Contoh lainnya, Euis dari Conggeang Kulon, Sumedang. Euis mulai merintis usaha penjualan opak dengan modal dua liter beras ketan dan mencoba titip konsinyasi opak di beberapa rumah makan di Conggeang. Selain ke rumah makan besar di kota Sumedang, ia juga mencoba ke sentra penjual oleh-oleh khas daerah. Usaha itu menampakkan hasil yang bagus. Ketika kemudian ditawarkan juga ke supermarket di Bogor, Subang, dan Garut, pesanan ternyata lumayan banyak. Satu supermarket rata-rata memesan sampai 1.000 bungkus per minggunya.
Untuk mengolah satu kwintal beras ketan per hari dibutuhkan 20 sampai 25 pekerja. Dua di antaranya pria untuk tugas menumbuk ketan sampai lembut. Dalam seminggu diperlukan minimal empat kwintal beras ketan berkualitas. Kerja keras Euis terwujud. Ia membuka ruang usaha yang cukup luas. Usaha yang kecil ini ternyata bisa menjadi besar kalau ada kemauan. Melalui eksportir di Bandung, opak buatan Bu Euis ini bahkan bisa diekspor mencapai negara-negara tetangga seperti Singapura, Malaysia, dan Thailand.
Dua contoh kecil yang kami kutip dari buku "Perempuan Inspiratif Jawa Barat" ini mungkin bisa menginspirasi kita semua, terutama kaum perempuan bahwa untuk menjadi besar bekalnya adalah tekad yang kuat, kemauan, dan kemampuan, serta selalu dimulai dari yang kecil-kecil dulu.

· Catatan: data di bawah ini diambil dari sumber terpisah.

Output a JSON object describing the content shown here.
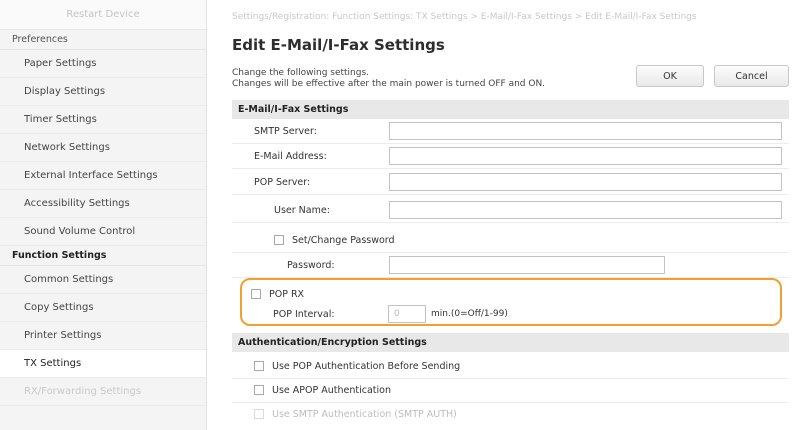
{
  "sidebar": {
    "restart_label": "Restart Device",
    "preferences_header": "Preferences",
    "preferences_items": [
      "Paper Settings",
      "Display Settings",
      "Timer Settings",
      "Network Settings",
      "External Interface Settings",
      "Accessibility Settings",
      "Sound Volume Control"
    ],
    "function_header": "Function Settings",
    "function_items": [
      "Common Settings",
      "Copy Settings",
      "Printer Settings",
      "TX Settings",
      "RX/Forwarding Settings"
    ]
  },
  "main": {
    "breadcrumb": "Settings/Registration: Function Settings: TX Settings > E-Mail/I-Fax Settings > Edit E-Mail/I-Fax Settings",
    "title": "Edit E-Mail/I-Fax Settings",
    "desc_line1": "Change the following settings.",
    "desc_line2": "Changes will be effective after the main power is turned OFF and ON.",
    "ok_label": "OK",
    "cancel_label": "Cancel",
    "section1_title": "E-Mail/I-Fax Settings",
    "smtp_label": "SMTP Server:",
    "email_label": "E-Mail Address:",
    "pop_label": "POP Server:",
    "username_label": "User Name:",
    "setpw_label": "Set/Change Password",
    "password_label": "Password:",
    "poprx_label": "POP RX",
    "interval_label": "POP Interval:",
    "interval_value": "0",
    "interval_unit": "min.(0=Off/1-99)",
    "section2_title": "Authentication/Encryption Settings",
    "auth_options": [
      "Use POP Authentication Before Sending",
      "Use APOP Authentication",
      "Use SMTP Authentication (SMTP AUTH)"
    ]
  },
  "colors": {
    "highlight": "#f0a030",
    "section_bar": "#e8e8e8",
    "sidebar_bg": "#f4f4f4"
  }
}
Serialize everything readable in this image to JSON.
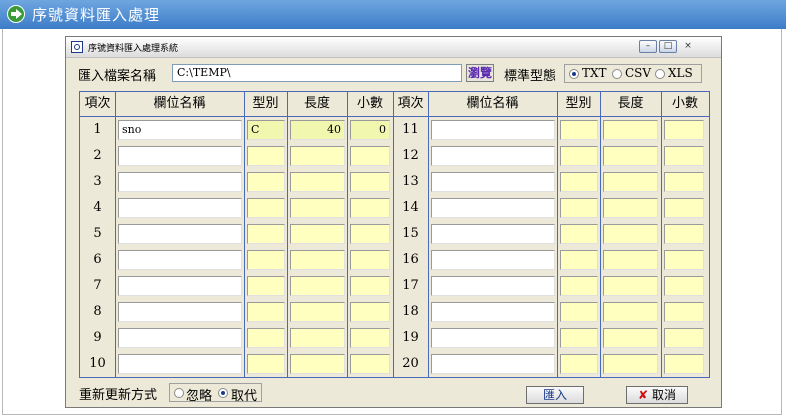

Rasanya kita tak perlu menunggu industri besar maju dulu untuk mencegah eksodus tenaga kerja kita ke luar negeri, tetapi yang harus kita lakukan adalah bagaimana kita mengawal kaum perempuan untuk berdaya memberdayakan dirinya, keluarganya, dan lingkungannya. Dengan bimbingan, toh mereka bisa maju dan berkembang menciptakan industri sekaligus menciptakan lapangan kerja secara mandiri.***
Penulis, praktisi pemberdayaan Perempuan dan Keluarga Berencana tinggal di Bandung.